On 2013-01-09 16:50, fred smith wrote:
On Wed, Jan 09, 2013 at 04:05:26PM +0100, Paul Bijnens wrote:
Inspecting /proc/PID/smaps of such a large process may reveal something?
well, there's a LOT of stuff dumped when one cats the file. but I have no adequate expertise to figure out what it all means.
What I know about it...
Here are some lines from my running system (first 3 blocks only):
00400000-00414000 r-xp 00000000 fd:00 190374 /usr/libexec/clock-applet Size: 80 kB Rss: 72 kB Shared_Clean: 0 kB Shared_Dirty: 0 kB Private_Clean: 72 kB Private_Dirty: 0 kB Swap: 0 kB Pss: 72 kB 00614000-0061b000 rw-p 00014000 fd:00 190374 /usr/libexec/clock-applet Size: 28 kB Rss: 16 kB Shared_Clean: 0 kB Shared_Dirty: 0 kB Private_Clean: 12 kB Private_Dirty: 4 kB Swap: 0 kB Pss: 16 kB 14c9e000-14ea3000 rw-p 14c9e000 00:00 0 [heap] Size: 2068 kB Rss: 2064 kB Shared_Clean: 0 kB Shared_Dirty: 0 kB Private_Clean: 0 kB Private_Dirty: 2064 kB Swap: 0 kB Pss: 2064 kB
That shows 3 memory blocks.
The first two blocks are from the program file itself "/usr/libexec/clock-applet".

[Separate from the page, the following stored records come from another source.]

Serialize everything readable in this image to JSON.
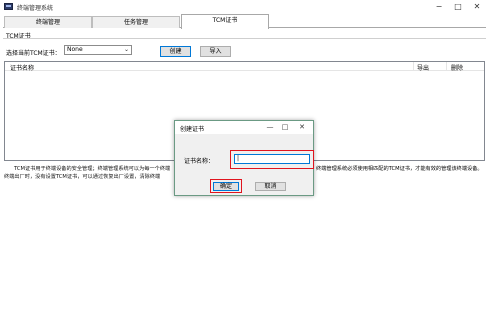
{
  "window": {
    "title": "终端管理系统",
    "controls": [
      "−",
      "□",
      "✕"
    ]
  },
  "tabs": [
    {
      "label": "终端管理",
      "active": false
    },
    {
      "label": "任务管理",
      "active": false
    },
    {
      "label": "TCM证书",
      "active": true
    }
  ],
  "tcm": {
    "group_label": "TCM证书",
    "select_label": "选择当前TCM证书：",
    "select_value": "None",
    "create_button": "创建",
    "import_button": "导入",
    "columns": [
      "证书名称",
      "导出",
      "删除"
    ],
    "description": [
      "TCM证书用于终端设备的安全管理；终端管理系统可以为每一个终端",
      "终端出厂时，没有设置TCM证书，可以通过恢复出厂设置，清除终端",
      "终端管理系统必须使用相匹配的TCM证书，才能有效的管理该终端设备。"
    ]
  },
  "dialog": {
    "title": "创建证书",
    "controls": [
      "—",
      "□",
      "✕"
    ],
    "name_label": "证书名称：",
    "name_value": "|",
    "ok_button": "确定",
    "cancel_button": "取消"
  },
  "colors": {
    "highlight": "#e0141e",
    "focus": "#0078d7",
    "dialog_border": "#6b9a84"
  }
}
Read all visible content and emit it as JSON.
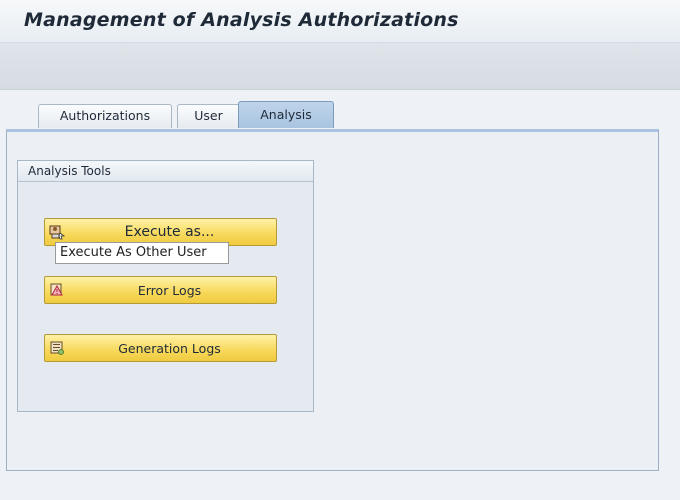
{
  "window": {
    "title": "Management of Analysis Authorizations"
  },
  "tabs": [
    {
      "label": "Authorizations",
      "active": false
    },
    {
      "label": "User",
      "active": false
    },
    {
      "label": "Analysis",
      "active": true
    }
  ],
  "analysis_tools": {
    "group_title": "Analysis Tools",
    "buttons": [
      {
        "label": "Execute as...",
        "icon": "execute-user-icon"
      },
      {
        "label": "Error Logs",
        "icon": "error-logs-icon"
      },
      {
        "label": "Generation Logs",
        "icon": "generation-logs-icon"
      }
    ],
    "tooltip": "Execute As Other User"
  },
  "colors": {
    "button_bg": "#f7d85a",
    "tab_active": "#a9c4e1",
    "title_text": "#1f2a38"
  }
}
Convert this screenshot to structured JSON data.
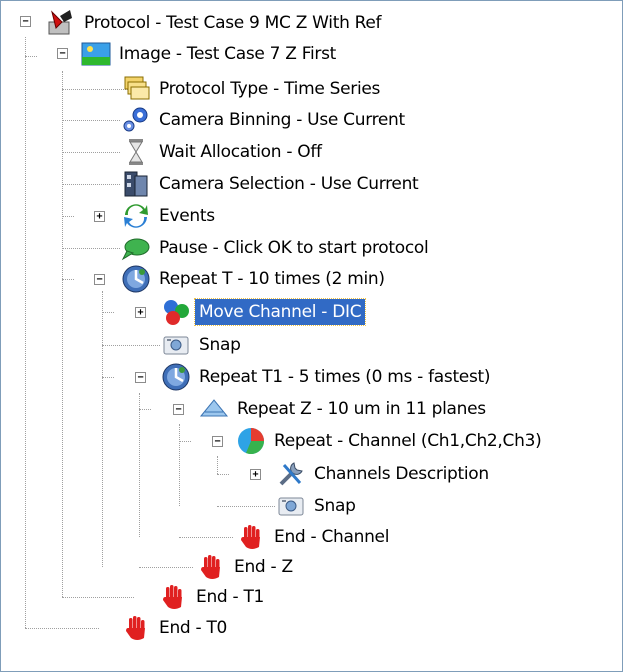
{
  "tree": {
    "items": [
      {
        "label": "Protocol - Test Case 9 MC Z With Ref",
        "icon": "protocol-icon",
        "expander": "minus"
      },
      {
        "label": "Image - Test Case 7 Z First",
        "icon": "image-icon",
        "expander": "minus"
      },
      {
        "label": "Protocol Type - Time Series",
        "icon": "protocol-type-icon"
      },
      {
        "label": "Camera Binning - Use Current",
        "icon": "camera-binning-icon"
      },
      {
        "label": "Wait Allocation - Off",
        "icon": "hourglass-icon"
      },
      {
        "label": "Camera Selection - Use Current",
        "icon": "camera-selection-icon"
      },
      {
        "label": "Events",
        "icon": "events-icon",
        "expander": "plus"
      },
      {
        "label": "Pause - Click OK to start protocol",
        "icon": "pause-icon"
      },
      {
        "label": "Repeat T - 10 times (2 min)",
        "icon": "clock-icon",
        "expander": "minus"
      },
      {
        "label": "Move Channel - DIC",
        "icon": "move-channel-icon",
        "expander": "plus",
        "selected": true
      },
      {
        "label": "Snap",
        "icon": "snap-icon"
      },
      {
        "label": "Repeat T1 - 5 times (0 ms - fastest)",
        "icon": "clock-icon",
        "expander": "minus"
      },
      {
        "label": "Repeat Z - 10 um in 11 planes",
        "icon": "z-stack-icon",
        "expander": "minus"
      },
      {
        "label": "Repeat - Channel (Ch1,Ch2,Ch3)",
        "icon": "channel-icon",
        "expander": "minus"
      },
      {
        "label": "Channels Description",
        "icon": "tools-icon",
        "expander": "plus"
      },
      {
        "label": "Snap",
        "icon": "snap-icon"
      },
      {
        "label": "End - Channel",
        "icon": "stop-hand-icon"
      },
      {
        "label": "End - Z",
        "icon": "stop-hand-icon"
      },
      {
        "label": "End - T1",
        "icon": "stop-hand-icon"
      },
      {
        "label": "End - T0",
        "icon": "stop-hand-icon"
      }
    ]
  },
  "colors": {
    "selection": "#316ac5",
    "selection_text": "#ffffff",
    "tree_lines": "#a0a0a0",
    "border": "#7f9db9"
  }
}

The first block of that is not writable ("r-xp"). That are the executable instructions. The second one is writable ("rw-p"). Those are the writable data (variable etc.).

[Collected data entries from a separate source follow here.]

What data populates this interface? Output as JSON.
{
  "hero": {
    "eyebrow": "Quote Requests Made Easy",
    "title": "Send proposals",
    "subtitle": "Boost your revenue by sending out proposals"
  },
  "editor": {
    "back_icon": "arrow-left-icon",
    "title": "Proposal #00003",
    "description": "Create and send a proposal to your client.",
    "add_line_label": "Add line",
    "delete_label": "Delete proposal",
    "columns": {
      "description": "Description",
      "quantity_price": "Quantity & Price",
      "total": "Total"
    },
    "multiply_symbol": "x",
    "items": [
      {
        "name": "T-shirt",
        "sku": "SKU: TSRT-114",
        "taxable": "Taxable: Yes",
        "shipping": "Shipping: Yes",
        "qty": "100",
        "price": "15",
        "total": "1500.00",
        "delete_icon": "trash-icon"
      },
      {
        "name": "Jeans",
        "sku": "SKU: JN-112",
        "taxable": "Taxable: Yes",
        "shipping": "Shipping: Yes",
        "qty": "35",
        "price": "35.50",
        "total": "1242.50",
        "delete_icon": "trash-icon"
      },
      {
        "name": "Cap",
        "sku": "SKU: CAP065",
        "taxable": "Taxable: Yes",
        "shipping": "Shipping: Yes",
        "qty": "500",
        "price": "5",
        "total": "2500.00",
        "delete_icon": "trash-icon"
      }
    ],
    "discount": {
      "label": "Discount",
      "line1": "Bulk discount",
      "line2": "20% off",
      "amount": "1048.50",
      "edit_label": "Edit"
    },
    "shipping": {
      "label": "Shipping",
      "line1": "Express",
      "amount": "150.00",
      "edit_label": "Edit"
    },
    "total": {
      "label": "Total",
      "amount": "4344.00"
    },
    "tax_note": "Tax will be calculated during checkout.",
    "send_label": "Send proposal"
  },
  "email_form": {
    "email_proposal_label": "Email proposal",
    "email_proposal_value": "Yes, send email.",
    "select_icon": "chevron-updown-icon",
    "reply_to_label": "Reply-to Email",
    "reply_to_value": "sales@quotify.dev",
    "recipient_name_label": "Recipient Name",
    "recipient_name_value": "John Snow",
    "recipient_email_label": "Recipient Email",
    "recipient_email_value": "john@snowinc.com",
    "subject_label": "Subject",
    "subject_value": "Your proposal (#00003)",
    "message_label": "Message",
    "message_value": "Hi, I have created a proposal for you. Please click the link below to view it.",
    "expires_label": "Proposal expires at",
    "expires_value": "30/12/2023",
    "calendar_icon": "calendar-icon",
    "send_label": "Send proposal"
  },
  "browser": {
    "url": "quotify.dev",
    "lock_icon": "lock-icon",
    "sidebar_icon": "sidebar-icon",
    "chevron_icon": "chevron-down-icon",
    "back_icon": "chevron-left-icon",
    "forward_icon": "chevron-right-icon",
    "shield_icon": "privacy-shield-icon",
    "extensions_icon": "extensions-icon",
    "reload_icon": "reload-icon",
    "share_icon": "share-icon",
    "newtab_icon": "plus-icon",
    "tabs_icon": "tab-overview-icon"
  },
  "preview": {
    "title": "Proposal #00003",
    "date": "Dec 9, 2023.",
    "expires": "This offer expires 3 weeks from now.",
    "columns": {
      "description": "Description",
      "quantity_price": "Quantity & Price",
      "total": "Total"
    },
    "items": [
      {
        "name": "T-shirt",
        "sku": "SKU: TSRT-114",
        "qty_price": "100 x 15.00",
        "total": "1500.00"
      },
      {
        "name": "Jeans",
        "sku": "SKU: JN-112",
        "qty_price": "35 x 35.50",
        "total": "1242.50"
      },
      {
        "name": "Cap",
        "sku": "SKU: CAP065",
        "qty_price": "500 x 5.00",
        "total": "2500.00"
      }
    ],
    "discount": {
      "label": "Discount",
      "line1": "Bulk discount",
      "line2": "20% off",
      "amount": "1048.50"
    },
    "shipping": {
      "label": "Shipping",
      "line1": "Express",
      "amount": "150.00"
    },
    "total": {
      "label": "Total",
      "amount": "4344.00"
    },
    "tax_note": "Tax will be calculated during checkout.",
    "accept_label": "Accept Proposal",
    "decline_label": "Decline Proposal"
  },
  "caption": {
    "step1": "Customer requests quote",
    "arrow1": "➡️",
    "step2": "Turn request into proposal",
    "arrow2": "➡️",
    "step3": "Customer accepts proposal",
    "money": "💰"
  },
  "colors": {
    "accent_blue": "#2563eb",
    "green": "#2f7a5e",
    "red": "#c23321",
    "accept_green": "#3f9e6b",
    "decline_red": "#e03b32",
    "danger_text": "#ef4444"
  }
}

We see several sizes. We see the total size, and the RSS size (=what is using memory now). The RSS is again split up in different categories below it. (Shared/Private Clean/dirty).
The first block is the code, and thus non writable, and thus pages here can be deleted from memory at all times and can be paged back in from the file itself. They should always have 0 dirty pages. The second block is writable, having a mix of clean and dirty pages. These dirty pages must always be kept in memory. Dirty pages can also be shared with other processes, e.g. shmem segments.
Next we see the heap (memory from malloc etc). And as expected, all private and dirty here.
When a page is shared between many processes, this is reflected in the PSS value (proportional set size): 64 kB RSS, all shared between 4 processes, will show 16 kB PSS.
Example: 2aaaad317000-2aaaad346000 r-xp 00000000 fd:00 189693 /usr/lib64/libgsf-1.so.114.0.1 Size: 188 kB Rss: 56 kB Shared_Clean: 48 kB Shared_Dirty: 0 kB Private_Clean: 8 kB Private_Dirty: 0 kB Swap: 0 kB Pss: 21 kB
# lsof /usr/lib64/libgsf-1.so.114.0.1 COMMAND PID USER FD TYPE DEVICE SIZE/OFF NODE NAME gnome-pan 5826 paulb mem REG 253,0 210712 189693 /usr/lib64/libgsf-1.so.114.0.1 stickynot 5932 paulb mem REG 253,0 210712 189693 /usr/lib64/libgsf-1.so.114.0.1 clock-app 5950 paulb mem REG 253,0 210712 189693 /usr/lib64/libgsf-1.so.114.0.1 nautilus 23427 paulb mem REG 253,0 210712 189693 /usr/lib64/libgsf-1.so.114.0.1
Apparently not all 56kB is shared with all these 4 processes, but proprotionally the clock is using 21 kB of that.
The ps and top show the sum of several of those values: VIRT: sum of Size RSS : sum of Rss SHR : sum of Shared_* (aproximately at least: When I do my additions, I get in the neighbourhood, but not exact. I do not know why...)
So to debug our problem, we should find some part(s) there and see where the memory is going to. Maybe there is 1 large part? (e.g. some enormous font file -- unicode font -- that somehow all is marked as dirty) Or many smaller parts (heap -> mostly malloc and friends, and thus suspecting a memory leak there).